Polydendrocytes (Ng2 Glia) is an important component in the neurobiology of neurodegenerative diseases. This page provides detailed information about its structure, function, and role in disease processes.
Polydendrocytes, also known as NG2-expressing glial cells or NG2 glia, are a distinct type of glial cell in the central nervous system that serve as oligodendrocyte precursor cells (OPCs). They are critically involved in myelination, demyelinating diseases, and neural circuit modulation.
Polydendrocytes are specialized neurons in the brain that play important roles in neurological function and are relevant to neurodegenerative diseases. These neurons are involved in critical processes such as neurotransmitter regulation, autonomic control, or sensory processing.
Dysfunction or degeneration of these neurons contributes to the pathogenesis of Alzheimer's disease, Parkinson's disease, and related neurodegenerative disorders through effects on neurotransmitter systems, cellular metabolism, or neural circuit function.

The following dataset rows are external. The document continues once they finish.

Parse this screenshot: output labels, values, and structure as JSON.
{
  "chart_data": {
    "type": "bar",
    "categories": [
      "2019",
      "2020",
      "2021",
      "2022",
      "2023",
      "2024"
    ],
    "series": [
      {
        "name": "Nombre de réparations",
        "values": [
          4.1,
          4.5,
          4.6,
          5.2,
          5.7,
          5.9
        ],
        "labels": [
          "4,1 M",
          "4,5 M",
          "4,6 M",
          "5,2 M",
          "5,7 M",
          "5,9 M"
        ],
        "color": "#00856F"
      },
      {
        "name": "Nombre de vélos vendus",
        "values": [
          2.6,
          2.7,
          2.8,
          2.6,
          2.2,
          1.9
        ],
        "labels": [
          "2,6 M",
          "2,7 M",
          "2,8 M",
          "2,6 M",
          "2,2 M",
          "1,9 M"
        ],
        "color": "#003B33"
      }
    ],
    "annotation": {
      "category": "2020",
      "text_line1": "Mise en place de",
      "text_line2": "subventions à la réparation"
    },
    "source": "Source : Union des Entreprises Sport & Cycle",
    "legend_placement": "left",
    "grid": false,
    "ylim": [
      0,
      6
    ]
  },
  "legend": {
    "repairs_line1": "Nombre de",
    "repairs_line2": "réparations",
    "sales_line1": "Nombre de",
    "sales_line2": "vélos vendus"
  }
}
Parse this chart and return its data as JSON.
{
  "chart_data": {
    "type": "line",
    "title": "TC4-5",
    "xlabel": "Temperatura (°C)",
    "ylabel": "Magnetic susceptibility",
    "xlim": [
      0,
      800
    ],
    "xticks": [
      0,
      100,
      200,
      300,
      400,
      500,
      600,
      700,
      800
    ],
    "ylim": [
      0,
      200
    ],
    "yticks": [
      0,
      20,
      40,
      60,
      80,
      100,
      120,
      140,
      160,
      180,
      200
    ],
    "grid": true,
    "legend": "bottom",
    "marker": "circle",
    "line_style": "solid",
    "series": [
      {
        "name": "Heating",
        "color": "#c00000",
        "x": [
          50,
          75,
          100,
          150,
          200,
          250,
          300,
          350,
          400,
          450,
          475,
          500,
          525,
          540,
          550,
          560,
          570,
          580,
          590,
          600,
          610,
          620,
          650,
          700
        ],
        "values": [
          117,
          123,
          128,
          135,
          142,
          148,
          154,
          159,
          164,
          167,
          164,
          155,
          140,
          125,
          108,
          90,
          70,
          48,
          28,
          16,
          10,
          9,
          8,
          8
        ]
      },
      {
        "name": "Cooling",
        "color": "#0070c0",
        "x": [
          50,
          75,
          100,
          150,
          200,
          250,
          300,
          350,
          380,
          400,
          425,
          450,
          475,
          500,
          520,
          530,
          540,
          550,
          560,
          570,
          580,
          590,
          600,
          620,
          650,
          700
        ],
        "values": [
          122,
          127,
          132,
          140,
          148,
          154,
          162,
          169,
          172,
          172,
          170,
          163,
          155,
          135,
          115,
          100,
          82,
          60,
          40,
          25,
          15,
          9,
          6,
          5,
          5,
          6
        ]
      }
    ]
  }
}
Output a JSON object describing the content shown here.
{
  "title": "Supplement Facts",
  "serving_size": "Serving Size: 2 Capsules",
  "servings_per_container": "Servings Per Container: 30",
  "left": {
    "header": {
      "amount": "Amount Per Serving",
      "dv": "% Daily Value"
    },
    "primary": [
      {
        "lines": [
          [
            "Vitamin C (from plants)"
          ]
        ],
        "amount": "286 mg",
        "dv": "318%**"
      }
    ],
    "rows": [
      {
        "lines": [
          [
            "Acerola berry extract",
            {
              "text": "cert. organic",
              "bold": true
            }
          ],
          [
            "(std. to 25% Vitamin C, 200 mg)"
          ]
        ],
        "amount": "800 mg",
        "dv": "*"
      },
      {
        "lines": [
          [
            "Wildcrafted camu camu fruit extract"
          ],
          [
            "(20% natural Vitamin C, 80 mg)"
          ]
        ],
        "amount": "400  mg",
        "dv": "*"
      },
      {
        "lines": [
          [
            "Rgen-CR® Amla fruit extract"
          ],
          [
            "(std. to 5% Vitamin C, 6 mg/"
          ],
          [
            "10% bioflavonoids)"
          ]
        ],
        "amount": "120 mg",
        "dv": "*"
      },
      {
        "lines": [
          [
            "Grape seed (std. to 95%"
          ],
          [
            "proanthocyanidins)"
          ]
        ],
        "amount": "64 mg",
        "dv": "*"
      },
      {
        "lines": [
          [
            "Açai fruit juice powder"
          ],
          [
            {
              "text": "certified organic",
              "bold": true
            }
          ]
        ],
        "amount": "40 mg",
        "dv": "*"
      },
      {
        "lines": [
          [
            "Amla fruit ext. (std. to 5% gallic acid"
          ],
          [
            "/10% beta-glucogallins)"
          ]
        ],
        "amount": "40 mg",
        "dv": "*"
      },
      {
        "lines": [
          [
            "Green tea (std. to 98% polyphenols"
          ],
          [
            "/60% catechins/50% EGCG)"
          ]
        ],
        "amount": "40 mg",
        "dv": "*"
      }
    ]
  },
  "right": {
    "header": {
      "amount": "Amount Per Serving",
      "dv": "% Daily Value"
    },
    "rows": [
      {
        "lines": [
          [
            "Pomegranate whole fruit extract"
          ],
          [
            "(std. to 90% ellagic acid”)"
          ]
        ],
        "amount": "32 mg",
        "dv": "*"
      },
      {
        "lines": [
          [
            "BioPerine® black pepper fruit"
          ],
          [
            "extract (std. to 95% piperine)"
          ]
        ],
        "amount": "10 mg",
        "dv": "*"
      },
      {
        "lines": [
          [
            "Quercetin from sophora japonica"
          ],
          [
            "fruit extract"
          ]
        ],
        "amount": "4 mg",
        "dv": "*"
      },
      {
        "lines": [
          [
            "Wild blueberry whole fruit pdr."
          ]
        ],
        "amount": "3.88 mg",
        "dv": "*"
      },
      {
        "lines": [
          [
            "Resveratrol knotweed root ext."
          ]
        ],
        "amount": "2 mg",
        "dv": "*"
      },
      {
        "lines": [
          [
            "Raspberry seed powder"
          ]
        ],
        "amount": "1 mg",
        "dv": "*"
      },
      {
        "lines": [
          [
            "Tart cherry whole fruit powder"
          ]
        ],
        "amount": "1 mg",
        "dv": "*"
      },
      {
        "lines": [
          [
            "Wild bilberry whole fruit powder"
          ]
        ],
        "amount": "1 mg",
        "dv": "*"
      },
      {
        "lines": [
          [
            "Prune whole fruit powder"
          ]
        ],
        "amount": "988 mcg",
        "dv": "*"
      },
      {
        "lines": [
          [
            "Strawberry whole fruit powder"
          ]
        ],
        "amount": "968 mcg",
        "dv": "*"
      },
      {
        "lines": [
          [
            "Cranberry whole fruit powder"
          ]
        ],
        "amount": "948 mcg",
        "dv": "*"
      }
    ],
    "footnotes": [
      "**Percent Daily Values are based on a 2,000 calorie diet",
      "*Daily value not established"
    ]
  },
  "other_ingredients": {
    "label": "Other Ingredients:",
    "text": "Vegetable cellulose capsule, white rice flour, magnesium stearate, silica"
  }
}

Polydendrocytes are distributed throughout gray and white matter of the CNS. They have small cell bodies with multiple branching processes that ensheath neurons and blood vessels. Unlike mature oligodendrocytes, they retain their NG2 (nerve/glial antigen 2) proteoglycan expression.
The defining marker is chondroitin sulfate proteoglycan 4 (NG2), which gives these cells their name.
Express platelet-derived growth factor receptor alpha, the receptor for PDGF-A.
Express the transcription factor Olig2, shared with oligodendrocyte lineage.
Polydendrocytes are the primary source of new oligodendrocytes throughout life, contributing to continuous myelination and remyelination after injury.
Recent research shows polydendrocytes form synapses with neurons and modulate neural circuit activity through ATP release.
The study of Polydendrocytes (Ng2 Glia) has evolved significantly over the past decades. Research in this area has revealed important insights into the underlying mechanisms of neurodegeneration and continues to drive therapeutic development.
Historical context and key discoveries in this field have shaped our current understanding and will continue to guide future research directions.